What Does "Culture Fit" Actually Mean?

I was in the final stage of interviews at a large tech company in Silicon Valley when the conversation turned from experience to hobbies. “What do you like to do outside of work?” the hiring manager asked me, smiling. I racked my brain—I do lots of things: read, write, run—but I didn’t know why she cared. For a question about hobbies, is there a right or wrong answer?

It turns out, there probably is. “Many companies ask about your life outside of work to see if you’ll thrive in their company culture,” says Jessica Felts, senior manager of growth and development at Medallia “they’re trying to understand if your values line up.”

The idea of “culture fit” has become increasingly prevalent in recent years, as companies struggle to retain their young talent.

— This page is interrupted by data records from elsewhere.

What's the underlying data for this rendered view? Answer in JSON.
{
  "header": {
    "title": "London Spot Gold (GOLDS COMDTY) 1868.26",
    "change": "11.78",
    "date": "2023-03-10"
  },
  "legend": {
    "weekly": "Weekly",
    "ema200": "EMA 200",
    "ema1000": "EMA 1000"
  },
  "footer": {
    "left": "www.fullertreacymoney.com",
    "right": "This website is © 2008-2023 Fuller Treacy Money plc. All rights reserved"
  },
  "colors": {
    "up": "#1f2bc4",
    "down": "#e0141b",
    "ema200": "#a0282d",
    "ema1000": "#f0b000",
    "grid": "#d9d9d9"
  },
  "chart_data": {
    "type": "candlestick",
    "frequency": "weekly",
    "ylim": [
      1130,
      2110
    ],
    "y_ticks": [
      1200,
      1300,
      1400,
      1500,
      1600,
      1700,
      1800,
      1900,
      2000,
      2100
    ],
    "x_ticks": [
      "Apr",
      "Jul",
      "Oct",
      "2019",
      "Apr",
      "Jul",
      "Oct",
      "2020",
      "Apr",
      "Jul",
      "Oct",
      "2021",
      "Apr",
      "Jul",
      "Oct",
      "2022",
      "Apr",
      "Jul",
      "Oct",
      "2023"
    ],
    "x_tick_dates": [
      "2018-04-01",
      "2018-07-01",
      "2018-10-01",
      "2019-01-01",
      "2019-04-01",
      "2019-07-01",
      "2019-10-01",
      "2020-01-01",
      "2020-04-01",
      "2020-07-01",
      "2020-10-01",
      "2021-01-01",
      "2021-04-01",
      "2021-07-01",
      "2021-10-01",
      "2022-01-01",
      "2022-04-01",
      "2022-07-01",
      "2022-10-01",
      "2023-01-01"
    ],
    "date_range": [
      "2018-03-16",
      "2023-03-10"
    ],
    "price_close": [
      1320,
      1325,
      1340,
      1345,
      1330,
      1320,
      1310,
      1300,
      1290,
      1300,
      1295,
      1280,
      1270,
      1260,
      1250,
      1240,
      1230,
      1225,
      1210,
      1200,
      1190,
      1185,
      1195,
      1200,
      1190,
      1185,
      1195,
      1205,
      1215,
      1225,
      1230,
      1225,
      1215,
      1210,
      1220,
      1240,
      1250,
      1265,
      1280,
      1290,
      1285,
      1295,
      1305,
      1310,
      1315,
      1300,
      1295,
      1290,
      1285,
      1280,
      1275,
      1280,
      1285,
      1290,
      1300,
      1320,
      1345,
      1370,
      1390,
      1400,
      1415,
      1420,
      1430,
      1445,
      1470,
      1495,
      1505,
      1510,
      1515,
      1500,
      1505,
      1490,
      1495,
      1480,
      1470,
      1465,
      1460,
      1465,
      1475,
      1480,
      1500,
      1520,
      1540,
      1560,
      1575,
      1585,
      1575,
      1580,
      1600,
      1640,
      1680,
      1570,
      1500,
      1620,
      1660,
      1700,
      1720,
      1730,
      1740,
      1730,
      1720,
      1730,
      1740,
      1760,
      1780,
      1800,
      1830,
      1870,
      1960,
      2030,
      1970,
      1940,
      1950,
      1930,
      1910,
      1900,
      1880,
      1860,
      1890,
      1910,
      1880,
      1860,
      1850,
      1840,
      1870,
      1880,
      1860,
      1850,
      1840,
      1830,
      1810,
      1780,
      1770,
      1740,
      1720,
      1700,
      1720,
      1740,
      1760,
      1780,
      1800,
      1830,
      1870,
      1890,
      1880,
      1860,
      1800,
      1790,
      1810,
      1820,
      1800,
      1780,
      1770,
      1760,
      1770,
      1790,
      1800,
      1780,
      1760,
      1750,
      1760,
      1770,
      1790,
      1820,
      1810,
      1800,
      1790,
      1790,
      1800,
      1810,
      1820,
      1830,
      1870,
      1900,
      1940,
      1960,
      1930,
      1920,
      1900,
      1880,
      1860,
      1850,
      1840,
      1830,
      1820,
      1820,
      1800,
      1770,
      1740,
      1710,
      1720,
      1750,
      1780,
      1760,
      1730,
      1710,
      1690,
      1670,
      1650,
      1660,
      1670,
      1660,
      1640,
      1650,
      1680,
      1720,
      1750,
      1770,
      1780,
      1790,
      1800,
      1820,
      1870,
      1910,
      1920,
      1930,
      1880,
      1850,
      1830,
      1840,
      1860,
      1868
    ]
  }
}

Deloitte’s 2016 Millennial Survey found that two-thirds of millennials want to leave their current jobs by the year 2020, citing, among other things, “a conflict of values.”

“Culture can be a really uniting force,” a people & culture scientist from a prominent Bay Area startup told me. “But it can also drive people away. From a longevity perspective, it’s important to create an environment that attracts and retains the right talent.”

At Zappos, recruiters look for candidates whose attitudes align with their 10 core values: things like “deliver WOW through service” and “create fun and a little weirdness.” For a company that’s built on customer service, these attributes make sense. “Companies like Zappos who align on core values generally function with less friction,” says Corey Barker, who led change management there back in 2011. “This alignment results in an environment where people can produce their best work.”

But how do you test for something like “create a little weirdness”? Unfortunately, culture assessments are often mistaken for likability assessments, according to Lauren Jackman, head of diversity and inclusion at Medallia. “People rely on gut feelings rather than a predetermined set of criteria,” she says. Oftentimes, these feelings form within seconds of meeting someone, and are informed by unconscious biases based on cues from their accent or appearance. “When people rely on gut instinct, they tend to hire candidates who are similar to them. This creates a homogenous culture, but not necessarily a positive one,” she says.

In contrast, Jackman says, an interview process that tests for true values alignment will generally have the following attributes:

  • A defined rubric. Recruiters who assess candidates using a defined rubric are less likely to act on implicit biases or be highly influenced by emotion. Values-alignment interviews are treated, in this respect, much like skills-based interviews, incorporating qualitative and quantitative data as evidence of shared values.
  • Specific culture criteria. The now famous Netflix culture deck lists 9 attributes that are core to their company culture, things like strategic thinking and tenacity. Culture criteria serve as indicators of future success at the company, and focus values-alignment interviews on what is most important.
  • Flexibility in expression. Values-alignment interviewers understand how their company values show up differently for people of different backgrounds. For example, Medallia has found that one of their core company values, growth mindset, manifests differently in recent graduates compared to tenured employees.
  • A structured process. Companies who assess candidates on values alignment generally have designated teams of interviewers specifically for this purpose. Following a structured process allows each interviewer to make more equitable comparisons across candidates.

“Companies should look for candidates who will add to their company culture, not conform to it,” Jackman added. “The goal should be to find people who push the culture forward.”